As the authors mentioned that when ‘the chest wall was opened, spontaneous collapse of the lung occurred.’ This is due to the effect of external pressure with the negative intrathoracic pressure. I agree with that but want to ask about the method mentioned for management of this case, as they proposed that a suction tube was introduced at the thoracic cavity causing re-expansion of the lung. Although this hypothesis is correct for thoracoscopic surgery, it is unacceptable for open thoracotomy as was done in 11 patients in this series. During lung resection we need to inflate and deflate the lung; how could it be available without the endotracheal intubation and positive PEEP?
There were two cases of pneumonectomy in that study, one of them was converted to general anesthesia because there was a lesion in the upper lobe. I want to ask about the details of the other case and how did you proceed for pneumonectomy with awake anesthesia?

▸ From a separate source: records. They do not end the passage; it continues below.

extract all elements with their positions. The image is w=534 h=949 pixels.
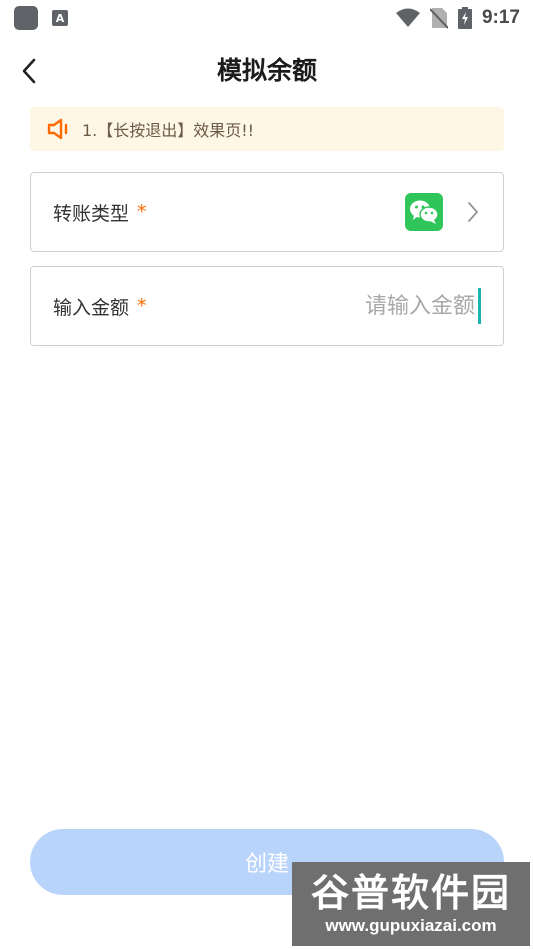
status-time: 9:17: [481, 7, 520, 28]
watermark-url: www.gupuxiazai.com: [325, 916, 497, 935]
battery-charging-icon: [457, 7, 472, 29]
speaker-icon: [47, 118, 68, 140]
watermark-title: 谷普软件园: [310, 871, 511, 915]
page-title: 模拟余额: [216, 56, 317, 85]
status-bar-right: 9:17: [395, 7, 520, 29]
watermark: 谷普软件园 www.gupuxiazai.com: [292, 862, 530, 946]
wechat-icon: [405, 193, 443, 231]
amount-input[interactable]: [273, 292, 477, 320]
app-notification-icon: [14, 6, 38, 30]
text-caret: [478, 288, 481, 324]
notice-text: 1.【长按退出】效果页!!: [82, 121, 255, 140]
status-bar-left: A: [14, 6, 68, 30]
status-bar: A 9:17: [0, 0, 534, 36]
transfer-type-label: 转账类型: [53, 202, 130, 225]
chevron-right-icon: [465, 200, 481, 224]
nav-header: 模拟余额: [0, 44, 534, 98]
amount-label: 输入金额: [53, 296, 130, 319]
wifi-icon: [395, 8, 420, 27]
notice-bar: 1.【长按退出】效果页!!: [30, 107, 504, 151]
amount-field: 输入金额 *: [30, 266, 504, 346]
required-mark: *: [137, 201, 147, 223]
required-mark: *: [137, 295, 147, 317]
no-sim-icon: [429, 8, 448, 29]
accessibility-a-icon: A: [52, 10, 68, 26]
transfer-type-field[interactable]: 转账类型 *: [30, 172, 504, 252]
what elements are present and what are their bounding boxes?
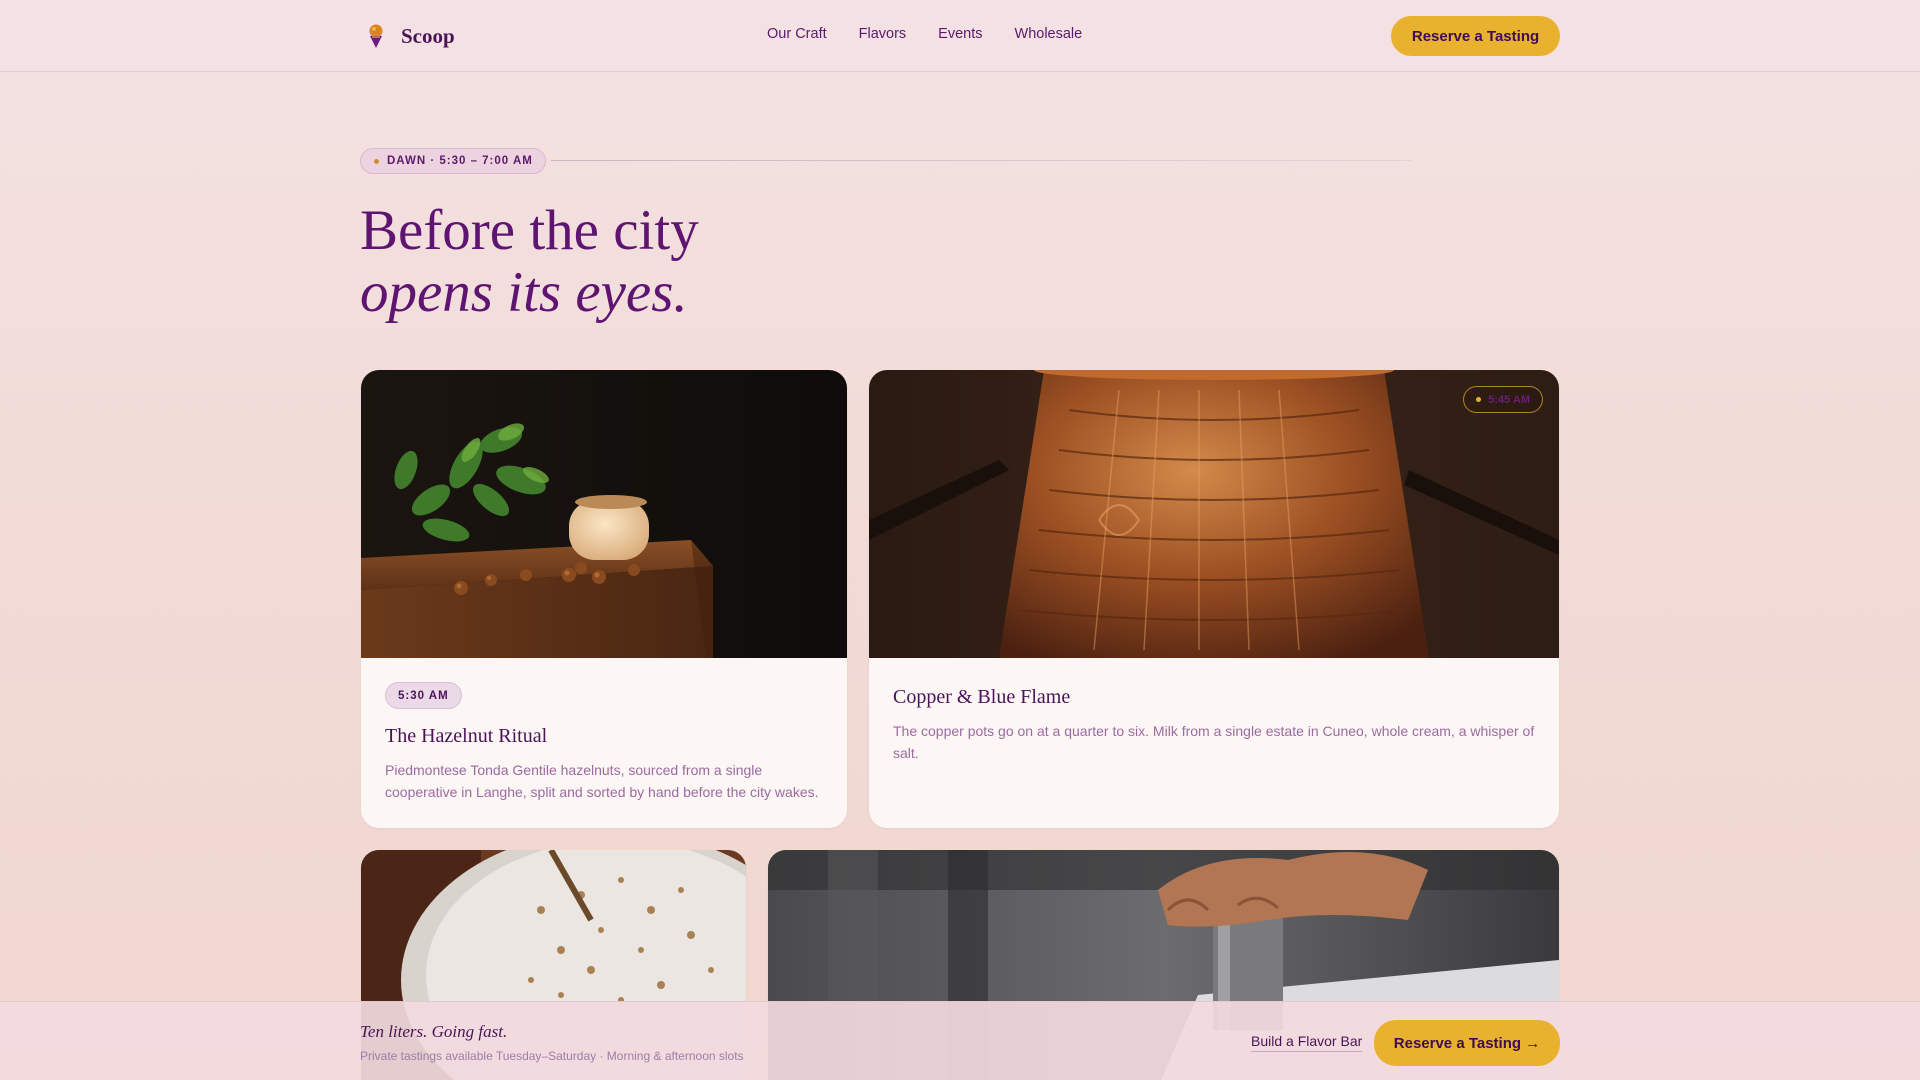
badge-text: 5:45 AM <box>1488 393 1530 406</box>
ice-cream-icon <box>369 24 383 48</box>
card-hazelnut-ritual[interactable]: 5:30 AM The Hazelnut Ritual Piedmontese … <box>361 370 847 828</box>
dot-icon <box>374 158 379 164</box>
brand-logo[interactable]: Scoop <box>365 21 455 51</box>
nav-links: Our Craft Flavors Events Wholesale <box>767 26 1082 42</box>
card-description: The copper pots go on at a quarter to si… <box>893 723 1535 761</box>
sticky-reservation-bar: Ten liters. Going fast. Private tastings… <box>0 1001 1920 1080</box>
hero-divider <box>551 160 1411 161</box>
hazelnut-photo <box>361 370 847 658</box>
hero-title-line2: opens its eyes. <box>360 261 688 324</box>
eyebrow-text: DAWN · 5:30 – 7:00 AM <box>387 155 533 167</box>
card-title: Copper & Blue Flame <box>893 686 1071 708</box>
nav-link-our-craft[interactable]: Our Craft <box>767 26 827 42</box>
top-navigation: Scoop Our Craft Flavors Events Wholesale… <box>0 0 1920 72</box>
brand-name: Scoop <box>401 23 455 48</box>
bar-title: Ten liters. Going fast. <box>360 1022 508 1041</box>
hero-title: Before the city opens its eyes. <box>360 200 1260 324</box>
copper-pot-photo <box>869 370 1559 658</box>
card-copper-blue-flame[interactable]: 5:45 AM Copper & Blue Flame The copper p… <box>869 370 1559 828</box>
card-description: Piedmontese Tonda Gentile hazelnuts, sou… <box>385 762 819 800</box>
hero-title-line1: Before the city <box>360 199 699 262</box>
bar-subtitle: Private tastings available Tuesday–Satur… <box>360 1049 744 1063</box>
reserve-tasting-bar-button[interactable]: Reserve a Tasting → <box>1374 1020 1560 1066</box>
dot-icon <box>1476 397 1482 402</box>
dawn-eyebrow-pill: DAWN · 5:30 – 7:00 AM <box>360 148 546 174</box>
nav-link-events[interactable]: Events <box>938 26 982 42</box>
reserve-tasting-button[interactable]: Reserve a Tasting <box>1391 16 1560 56</box>
card-title: The Hazelnut Ritual <box>385 725 548 747</box>
card-time-badge: 5:30 AM <box>385 682 462 709</box>
nav-link-flavors[interactable]: Flavors <box>859 26 907 42</box>
build-flavor-bar-link[interactable]: Build a Flavor Bar <box>1251 1033 1363 1052</box>
card-time-badge: 5:45 AM <box>1463 386 1543 413</box>
nav-link-wholesale[interactable]: Wholesale <box>1015 26 1083 42</box>
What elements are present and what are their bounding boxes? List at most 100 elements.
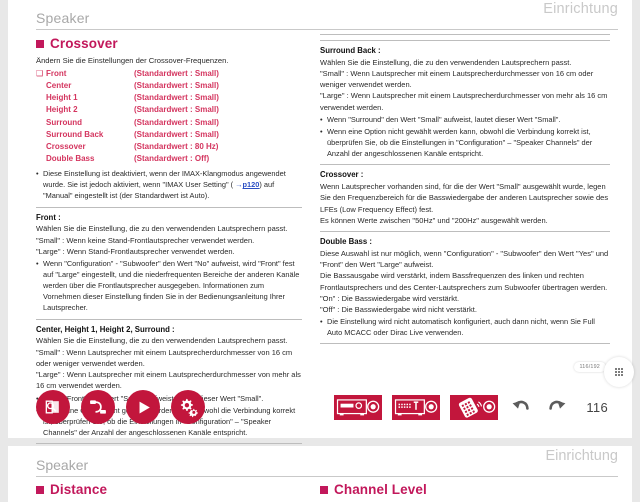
crossover-parameter-name: Center [46,81,72,91]
crossover-heading-text: Crossover [50,36,118,51]
crossover-parameter-name: Height 1 [46,93,78,103]
page-header-rule [36,29,618,30]
block-paragraph: "Small" : Wenn Lautsprecher mit einem La… [36,347,293,368]
bottom-toolbar: 116 [16,384,624,430]
crossover-parameter-name: Surround Back [46,129,104,139]
row-indent-spacer [36,117,46,129]
footnote-bullet-icon: • [36,169,39,179]
note-text: Wenn eine Option nicht gewählt werden ka… [327,127,593,159]
block-paragraph: "Large" : Wenn Stand-Frontlautsprecher v… [36,246,235,256]
block-separator [320,343,610,345]
block-note: • Wenn "Surround" den Wert "Small" aufwei… [320,114,610,125]
note-text: Wenn "Surround" den Wert "Small" aufweis… [327,114,561,124]
channel-level-section-heading: Channel Level [320,482,624,497]
crossover-parameter-name: Height 2 [46,105,78,115]
block-paragraph: "Small" : Wenn Lautsprecher mit einem La… [320,68,594,90]
block-paragraph: Wählen Sie die Einstellung, die zu den v… [36,336,288,346]
crossover-parameter-default: (Standardwert : 80 Hz) [134,141,219,151]
crossover-footnote: • Diese Einstellung ist deaktiviert, wen… [36,168,302,201]
next-page-right-column: Channel Level [312,480,624,501]
page-columns: Crossover Ändern Sie die Einstellungen d… [8,31,632,444]
checkbox-icon: ❑ [36,69,44,78]
square-bullet-icon [36,39,44,48]
block-title: Crossover : [320,170,364,180]
note-text: Die Einstellung wird nicht automatisch k… [327,317,595,338]
toolbar-right-group: 116 [334,394,624,420]
next-page-section-label: Einrichtung [545,448,618,464]
row-indent-spacer [36,104,46,116]
row-indent-spacer [36,129,46,141]
next-page-header-rule [36,476,618,477]
row-indent-spacer [36,80,46,92]
crossover-parameter-name: Double Bass [46,154,95,164]
note-bullet-icon: • [320,127,323,137]
crossover-parameter-default: (Standardwert : Small) [134,81,219,91]
right-column-blocks: Surround Back : Wählen Sie die Einstellun… [320,40,610,345]
crossover-parameter-default: (Standardwert : Small) [134,69,219,78]
crossover-parameter-default: (Standardwert : Small) [134,117,219,127]
crossover-parameter-default: (Standardwert : Small) [134,129,219,139]
crossover-parameter-name: Surround [46,117,82,127]
block-paragraph: Diese Auswahl ist nur möglich, wenn "Con… [320,248,609,269]
distance-section-heading: Distance [36,482,312,497]
block-paragraph: Wählen Sie die Einstellung, die zu den v… [36,224,288,234]
grid-view-button[interactable] [604,357,634,387]
crossover-parameter-row[interactable]: Crossover (Standardwert : 80 Hz) [36,141,302,153]
crossover-parameter-default: (Standardwert : Small) [134,93,219,103]
next-page-title: Speaker [36,457,89,473]
settings-gears-icon[interactable] [171,390,205,424]
remote-control-icon[interactable] [450,394,499,420]
grid-icon [615,368,623,376]
note-bullet-icon: • [36,259,39,269]
receiver-rear-panel-icon[interactable] [392,394,441,420]
crossover-parameter-row[interactable]: Height 1 (Standardwert : Small) [36,92,302,104]
current-page-number: 116 [586,399,608,415]
block-title: Double Bass : [320,237,372,247]
crossover-parameter-row[interactable]: Double Bass (Standardwert : Off) [36,153,302,165]
square-bullet-icon [320,485,328,494]
undo-arrow-icon[interactable] [508,394,534,420]
search-book-icon[interactable] [36,390,70,424]
page-title: Speaker [36,10,90,26]
block-separator [320,164,610,166]
row-indent-spacer [36,153,46,165]
block-separator [36,206,302,208]
channel-level-heading-text: Channel Level [334,482,427,497]
block-note: • Die Einstellung wird nicht automatisch … [320,316,610,338]
page-current: Einrichtung Speaker Crossover Ändern Sie… [8,0,634,444]
block-paragraph: "Small" : Wenn keine Stand-Frontlautspre… [36,235,255,245]
next-page-header: Einrichtung Speaker [8,446,632,477]
play-icon[interactable] [126,390,160,424]
row-indent-spacer [36,141,46,153]
link-arrow-icon: → [235,180,243,190]
connections-icon[interactable] [81,390,115,424]
crossover-parameter-row[interactable]: ❑ Front (Standardwert : Small) [36,68,302,80]
square-bullet-icon [36,485,44,494]
next-page-body: Distance Channel Level [8,480,632,501]
crossover-parameter-row[interactable]: Surround (Standardwert : Small) [36,117,302,129]
block-title: Surround Back : [320,46,381,55]
note-bullet-icon: • [320,317,323,327]
footnote-body: Diese Einstellung ist deaktiviert, wenn … [43,168,302,201]
block-separator [36,318,302,320]
receiver-front-panel-icon[interactable] [334,394,383,420]
crossover-parameter-name: Crossover [46,141,86,151]
crossover-parameter-name: Front [46,69,67,78]
page-next-preview[interactable]: Einrichtung Speaker Distance Channel Lev… [8,446,632,502]
block-separator [36,442,302,444]
pdf-viewer: Einrichtung Speaker Crossover Ändern Sie… [0,0,640,502]
block-paragraph: Die Bassausgabe wird verstärkt, indem Ba… [320,271,608,292]
crossover-parameter-row[interactable]: Surround Back (Standardwert : Small) [36,129,302,141]
toolbar-left-group [16,390,205,424]
block-title: Front : [36,212,61,222]
crossover-lead-text: Ändern Sie die Einstellungen der Crossov… [36,56,229,65]
crossover-parameter-row[interactable]: Height 2 (Standardwert : Small) [36,104,302,116]
crossover-parameter-row[interactable]: Center (Standardwert : Small) [36,80,302,92]
page-header-section-label: Einrichtung [543,1,618,17]
block-paragraph: "Large" : Wenn Lautsprecher mit einem La… [320,91,608,112]
page-reference-link[interactable]: p120 [243,180,260,189]
block-note: • Wenn eine Option nicht gewählt werden k… [320,126,610,159]
redo-arrow-icon[interactable] [544,394,570,420]
block-paragraph: Wählen Sie die Einstellung, die zu den v… [320,57,572,67]
block-separator [320,231,610,233]
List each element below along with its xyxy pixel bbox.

There were other cases that were converted to general anesthesia. I want to explain how to convert a case of azygous vein injury to general anesthesia and not that case with right ventricular injury. Was the azygous injury as severe to that degree?
The use of midazolam 3–4 mg intramuscularly and fentanyl 50 mcg intravenously [1] as a premedication may render the patient into a sleep anesthesia with spontaneous breathing unless it was not used intraoperatively.
The authors also mentioned that: ‘another important finding in our study is that only 30% of patients required chest tube after major thoracic surgical procedures’ [1]. I found that there is no relation between the awake anesthesia and the using of postoperative chest tubes.
Finally I found this study to be a large one that included different scopes of the field. I think that individualization would be better in this case as to be performed for thymectomy, sympathectomy, thoracoscopic, …, etc.
Major resection is difficult to do with awake anesthesia as it needs a steady field, possibility for inflation and deflation of the lung, and difficult manipulations. Awake anesthesia can be done in restricted cases with contraindications for general anesthesia.